Opinión Nacional

Pedro Lastra irá a votar con todos los hierros

Hasta los perros callejeros saben que Chávez es el epitome del caudillo caribeño: traidor, tramposo, mentiroso, fraudulento, criminal, avieso, felón y por ambición capaz de vender a sus padres o cambiarlos por otros que le sirvan mejor a sus propósitos: por ejemplo, cambalachear al pusilánime y menesteroso don Hugo por Fidel. Hablen con sus compañeros de armas, con sus mujeres, con sus amigos y verán confirmados todos los adjetivos que conocen en detalles hasta los perros callejeros.

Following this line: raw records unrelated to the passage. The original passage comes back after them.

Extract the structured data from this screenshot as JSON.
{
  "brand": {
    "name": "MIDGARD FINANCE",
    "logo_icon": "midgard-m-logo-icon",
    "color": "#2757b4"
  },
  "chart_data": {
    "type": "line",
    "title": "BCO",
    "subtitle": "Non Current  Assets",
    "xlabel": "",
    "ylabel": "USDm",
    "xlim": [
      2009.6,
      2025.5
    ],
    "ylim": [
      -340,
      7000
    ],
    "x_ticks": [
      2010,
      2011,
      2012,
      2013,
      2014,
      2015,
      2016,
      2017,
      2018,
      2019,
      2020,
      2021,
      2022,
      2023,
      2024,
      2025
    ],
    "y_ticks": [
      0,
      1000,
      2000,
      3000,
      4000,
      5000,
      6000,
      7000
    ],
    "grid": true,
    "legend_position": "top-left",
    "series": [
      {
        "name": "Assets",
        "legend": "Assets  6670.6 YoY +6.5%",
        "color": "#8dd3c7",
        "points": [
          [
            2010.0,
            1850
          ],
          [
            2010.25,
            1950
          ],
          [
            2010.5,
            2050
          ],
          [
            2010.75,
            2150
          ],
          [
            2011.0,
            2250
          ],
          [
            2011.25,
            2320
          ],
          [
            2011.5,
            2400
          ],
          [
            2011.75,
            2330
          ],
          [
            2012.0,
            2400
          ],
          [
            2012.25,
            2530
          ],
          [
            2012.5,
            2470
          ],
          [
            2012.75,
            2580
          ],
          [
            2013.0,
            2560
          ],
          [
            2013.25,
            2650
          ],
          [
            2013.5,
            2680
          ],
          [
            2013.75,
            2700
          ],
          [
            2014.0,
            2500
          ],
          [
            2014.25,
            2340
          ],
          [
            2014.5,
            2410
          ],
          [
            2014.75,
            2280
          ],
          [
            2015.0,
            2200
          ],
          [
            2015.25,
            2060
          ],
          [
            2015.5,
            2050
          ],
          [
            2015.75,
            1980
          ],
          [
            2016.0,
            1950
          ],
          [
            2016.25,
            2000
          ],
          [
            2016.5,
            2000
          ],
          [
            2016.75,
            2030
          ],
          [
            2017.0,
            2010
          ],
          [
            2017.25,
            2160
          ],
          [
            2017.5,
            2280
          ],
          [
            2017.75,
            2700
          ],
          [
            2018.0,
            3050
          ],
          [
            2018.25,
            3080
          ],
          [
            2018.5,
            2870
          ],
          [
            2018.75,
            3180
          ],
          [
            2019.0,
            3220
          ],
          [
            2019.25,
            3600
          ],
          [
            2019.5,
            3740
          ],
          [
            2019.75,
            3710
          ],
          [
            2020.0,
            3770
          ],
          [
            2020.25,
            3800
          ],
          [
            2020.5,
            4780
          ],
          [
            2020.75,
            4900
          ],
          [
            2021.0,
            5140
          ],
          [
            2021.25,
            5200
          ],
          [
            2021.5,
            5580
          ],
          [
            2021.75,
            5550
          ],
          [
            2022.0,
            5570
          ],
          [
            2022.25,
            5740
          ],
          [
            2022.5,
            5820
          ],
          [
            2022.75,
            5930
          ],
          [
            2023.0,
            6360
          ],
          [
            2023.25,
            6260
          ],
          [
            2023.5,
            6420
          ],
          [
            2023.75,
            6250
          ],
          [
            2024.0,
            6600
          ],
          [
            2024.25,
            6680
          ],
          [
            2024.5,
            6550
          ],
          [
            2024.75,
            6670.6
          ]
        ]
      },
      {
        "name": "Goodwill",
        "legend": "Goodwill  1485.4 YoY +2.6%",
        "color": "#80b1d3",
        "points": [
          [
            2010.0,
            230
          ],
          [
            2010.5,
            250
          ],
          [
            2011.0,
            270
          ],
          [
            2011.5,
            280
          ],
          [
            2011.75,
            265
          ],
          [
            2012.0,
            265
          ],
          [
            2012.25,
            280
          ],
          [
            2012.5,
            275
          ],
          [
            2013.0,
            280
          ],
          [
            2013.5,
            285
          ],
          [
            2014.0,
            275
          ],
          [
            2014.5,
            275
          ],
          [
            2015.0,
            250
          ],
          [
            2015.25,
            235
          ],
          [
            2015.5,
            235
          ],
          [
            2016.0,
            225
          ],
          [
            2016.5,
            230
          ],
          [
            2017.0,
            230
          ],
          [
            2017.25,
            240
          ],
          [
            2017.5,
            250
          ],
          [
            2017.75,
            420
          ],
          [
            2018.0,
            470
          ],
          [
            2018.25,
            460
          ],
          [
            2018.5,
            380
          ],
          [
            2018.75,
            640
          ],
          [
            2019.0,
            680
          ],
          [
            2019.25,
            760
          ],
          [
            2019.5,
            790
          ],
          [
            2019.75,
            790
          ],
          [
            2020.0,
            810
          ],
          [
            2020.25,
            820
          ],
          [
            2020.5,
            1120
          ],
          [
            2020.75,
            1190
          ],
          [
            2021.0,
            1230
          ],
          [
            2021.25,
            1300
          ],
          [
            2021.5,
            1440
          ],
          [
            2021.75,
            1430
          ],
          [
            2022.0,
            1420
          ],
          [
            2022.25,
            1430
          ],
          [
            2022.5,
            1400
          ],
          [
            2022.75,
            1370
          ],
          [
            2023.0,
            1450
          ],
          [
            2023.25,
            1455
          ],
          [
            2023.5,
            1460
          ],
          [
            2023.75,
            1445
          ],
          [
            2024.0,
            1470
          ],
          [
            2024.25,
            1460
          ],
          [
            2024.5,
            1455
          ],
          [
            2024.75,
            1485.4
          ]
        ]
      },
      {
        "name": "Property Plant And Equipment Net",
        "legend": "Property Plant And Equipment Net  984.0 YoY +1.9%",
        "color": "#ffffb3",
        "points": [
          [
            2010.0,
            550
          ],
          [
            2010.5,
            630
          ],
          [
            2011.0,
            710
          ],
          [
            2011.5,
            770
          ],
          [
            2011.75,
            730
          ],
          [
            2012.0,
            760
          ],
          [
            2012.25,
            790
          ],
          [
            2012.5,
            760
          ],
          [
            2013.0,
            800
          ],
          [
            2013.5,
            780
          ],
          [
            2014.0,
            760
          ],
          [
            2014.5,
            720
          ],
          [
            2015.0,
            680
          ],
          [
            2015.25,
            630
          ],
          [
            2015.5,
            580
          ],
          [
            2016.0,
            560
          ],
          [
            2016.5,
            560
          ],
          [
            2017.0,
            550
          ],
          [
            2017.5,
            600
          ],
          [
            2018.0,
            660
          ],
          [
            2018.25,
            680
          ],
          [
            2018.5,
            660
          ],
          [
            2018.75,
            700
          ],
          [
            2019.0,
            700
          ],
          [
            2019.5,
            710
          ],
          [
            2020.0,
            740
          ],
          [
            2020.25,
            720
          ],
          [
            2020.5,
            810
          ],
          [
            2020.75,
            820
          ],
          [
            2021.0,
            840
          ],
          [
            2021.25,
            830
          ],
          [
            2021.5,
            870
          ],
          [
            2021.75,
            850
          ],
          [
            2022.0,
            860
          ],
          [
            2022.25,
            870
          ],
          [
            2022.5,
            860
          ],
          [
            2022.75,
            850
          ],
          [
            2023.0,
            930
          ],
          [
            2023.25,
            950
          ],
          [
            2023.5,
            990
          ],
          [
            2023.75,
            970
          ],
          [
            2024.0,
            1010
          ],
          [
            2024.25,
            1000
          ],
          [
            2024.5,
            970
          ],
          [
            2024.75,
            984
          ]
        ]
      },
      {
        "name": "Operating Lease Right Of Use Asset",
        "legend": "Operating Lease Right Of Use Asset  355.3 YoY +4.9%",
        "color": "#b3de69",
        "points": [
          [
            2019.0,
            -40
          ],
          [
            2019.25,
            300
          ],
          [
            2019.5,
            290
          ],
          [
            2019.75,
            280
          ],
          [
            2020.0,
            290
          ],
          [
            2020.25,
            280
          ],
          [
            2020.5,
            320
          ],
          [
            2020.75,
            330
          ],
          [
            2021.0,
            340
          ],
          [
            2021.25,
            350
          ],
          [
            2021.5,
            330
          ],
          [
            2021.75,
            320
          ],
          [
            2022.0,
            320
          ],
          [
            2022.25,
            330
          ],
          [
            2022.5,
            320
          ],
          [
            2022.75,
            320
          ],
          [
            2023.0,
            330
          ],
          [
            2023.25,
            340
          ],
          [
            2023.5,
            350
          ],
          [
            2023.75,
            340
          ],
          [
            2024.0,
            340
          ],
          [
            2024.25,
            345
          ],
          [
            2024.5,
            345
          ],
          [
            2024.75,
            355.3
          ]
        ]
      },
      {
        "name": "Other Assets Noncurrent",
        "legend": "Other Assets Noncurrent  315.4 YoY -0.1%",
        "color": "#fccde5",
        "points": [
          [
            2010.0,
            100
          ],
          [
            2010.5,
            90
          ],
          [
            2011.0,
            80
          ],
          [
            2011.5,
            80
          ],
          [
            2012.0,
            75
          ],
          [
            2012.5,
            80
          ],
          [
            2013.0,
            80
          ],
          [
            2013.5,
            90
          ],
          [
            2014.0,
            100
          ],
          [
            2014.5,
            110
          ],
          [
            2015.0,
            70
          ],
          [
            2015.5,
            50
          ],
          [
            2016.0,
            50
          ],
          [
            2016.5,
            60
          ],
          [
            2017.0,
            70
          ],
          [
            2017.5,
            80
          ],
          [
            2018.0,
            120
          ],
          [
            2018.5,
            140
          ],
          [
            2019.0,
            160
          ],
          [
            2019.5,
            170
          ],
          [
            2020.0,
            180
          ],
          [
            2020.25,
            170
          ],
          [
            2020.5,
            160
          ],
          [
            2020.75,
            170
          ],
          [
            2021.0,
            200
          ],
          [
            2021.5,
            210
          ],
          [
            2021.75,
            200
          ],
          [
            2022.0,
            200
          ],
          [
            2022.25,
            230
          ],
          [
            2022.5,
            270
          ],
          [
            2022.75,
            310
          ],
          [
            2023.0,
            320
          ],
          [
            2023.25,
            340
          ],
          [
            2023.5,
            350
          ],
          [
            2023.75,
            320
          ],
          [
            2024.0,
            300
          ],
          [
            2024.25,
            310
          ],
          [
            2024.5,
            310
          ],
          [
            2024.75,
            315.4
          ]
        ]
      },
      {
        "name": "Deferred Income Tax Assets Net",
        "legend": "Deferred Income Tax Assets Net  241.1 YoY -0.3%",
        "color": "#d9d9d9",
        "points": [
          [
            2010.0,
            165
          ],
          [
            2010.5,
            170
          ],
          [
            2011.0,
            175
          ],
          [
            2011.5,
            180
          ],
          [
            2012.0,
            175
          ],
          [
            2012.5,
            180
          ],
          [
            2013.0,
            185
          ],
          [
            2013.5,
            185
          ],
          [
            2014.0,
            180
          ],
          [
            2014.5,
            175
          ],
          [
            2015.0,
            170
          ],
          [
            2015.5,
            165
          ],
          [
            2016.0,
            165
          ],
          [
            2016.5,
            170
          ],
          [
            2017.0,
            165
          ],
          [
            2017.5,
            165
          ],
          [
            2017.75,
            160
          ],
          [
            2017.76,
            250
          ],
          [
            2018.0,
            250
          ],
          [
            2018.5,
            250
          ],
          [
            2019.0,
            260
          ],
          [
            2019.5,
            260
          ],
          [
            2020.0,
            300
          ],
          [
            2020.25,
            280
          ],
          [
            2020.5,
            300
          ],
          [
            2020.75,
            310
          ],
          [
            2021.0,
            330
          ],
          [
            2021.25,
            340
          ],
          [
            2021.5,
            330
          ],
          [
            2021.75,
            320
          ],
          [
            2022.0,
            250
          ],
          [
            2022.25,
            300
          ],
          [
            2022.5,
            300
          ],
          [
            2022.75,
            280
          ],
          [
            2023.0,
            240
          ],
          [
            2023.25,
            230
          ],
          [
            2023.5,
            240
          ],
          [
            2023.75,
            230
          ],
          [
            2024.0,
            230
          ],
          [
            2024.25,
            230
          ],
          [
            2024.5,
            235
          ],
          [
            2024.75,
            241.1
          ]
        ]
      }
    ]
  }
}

Sigue un patrón que impusiera en América Latina el caudillo de caudillos, Hernán Cortés. Y que cual más cual menos todos han emulado en este siglo que se nos fuera hace una década. Con una diferencia esencial: Cortés era valiente y corajudo y se jugó la vida con medio millar de hombres ante un imperio de decenas y decenas de miles de bravos guerreros. Los que le han emulado son, casi sin excepciones, remedos. Farsantes, ladrones, viles y ruines. Como Hugo Chávez. La propia plasta de las plastas.

¿Quién podría ser tan ingenuo como para empatarse en un desafío con este tahúr, con este malandro, con este mafioso? Que cuenta, además, con la sumisión plena y total de todas las instituciones del estado, especialmente de su ministerio electoral, integrado por unas señoras de uñas pintadas que le son devotas y fieles en términos que la historia recogerá, para eterna vergüenza de sus familiares y amigos?

Y a pesar de los pesares, a pesar de estar perfectamente consciente de que si votáramos bajo un CNE dirigido por esos grandes electores del pasado, aquellos que incluso lo ungieron presidente de la república sabiendo que le regalaban una metralleta a un asesino, lo trituraríamos y no quedaría de él ni la verruga, mientras que haciéndolo bajo la batuta de Tibisay Lucena y sus compinches estamos condenados a jugar en una cancha inclinada a su favor, con nuestras patas quebradas y las suyas reforzadas por la matonería del G2 y las armas rusas, nosotros con un balón de plomo y él con uno a control remoto, a pesar de todos esos pesares, el 26 de septiembre saldré a votar.

Con mi esposa, mis hijos y nietos. Con mis sobrinos y sobrinas, mis ahijados, mis amigas y amigos. Saldremos todos a votar con nuestros perros y gatos. Así llueva, truene o relampaguee. Estaremos de primeros chicharrones en la cola de nuestro centro electoral. Para dar mi cédula, pulsar a mis candidatos y entintar el dedo. Que lo mostraré orgulloso a la salida del centro. Mostraré que la familia de Pedro Lastra se enfrentará al asesino de Franklin Brito para reivindicar su nombre. Para respaldar a todos nuestros presos, nuestros mártires, nuestros desterrados. Para recordar a todos aquellos que han caído consumidos por el dolor de ver a nuestra bienamada patria aherrojada en el vómito de esta banda de delincuentes y facinerosos.

Y lo haremos a sabiendas de que aún si se nos ha trampeado la justa, se nos ha emporcado el escenario y la inmunda fetidez de las trampas chavistas huelen desde Marte hasta Júpiter, le habremos demostrado al mundo que Chávez y sus verdugos no se saldrán con la suya.

Más temprano que tarde esas focas inmundas tendrán que hundirse en sus covachas. Y ver a su amado caudillo pudrirse en prisión. Si sigue con vida, que al parecer el cáncer ya comenzó a cebarse con sus entrañas. Mientras llega el gran momento, quiero ver el rostro de estos coprófagos profesionales cuando se vean obligados a enfrentarse con María Corina, con Richar Blanco, con Pablo Medina, con Stalin González. Y las decenas y decenas de diputados honestos, decentes y valientes que elegiremos a su pesar este 26 de septiembre.

Por todo ello: a votar el 26, con todos los hierros. Amén.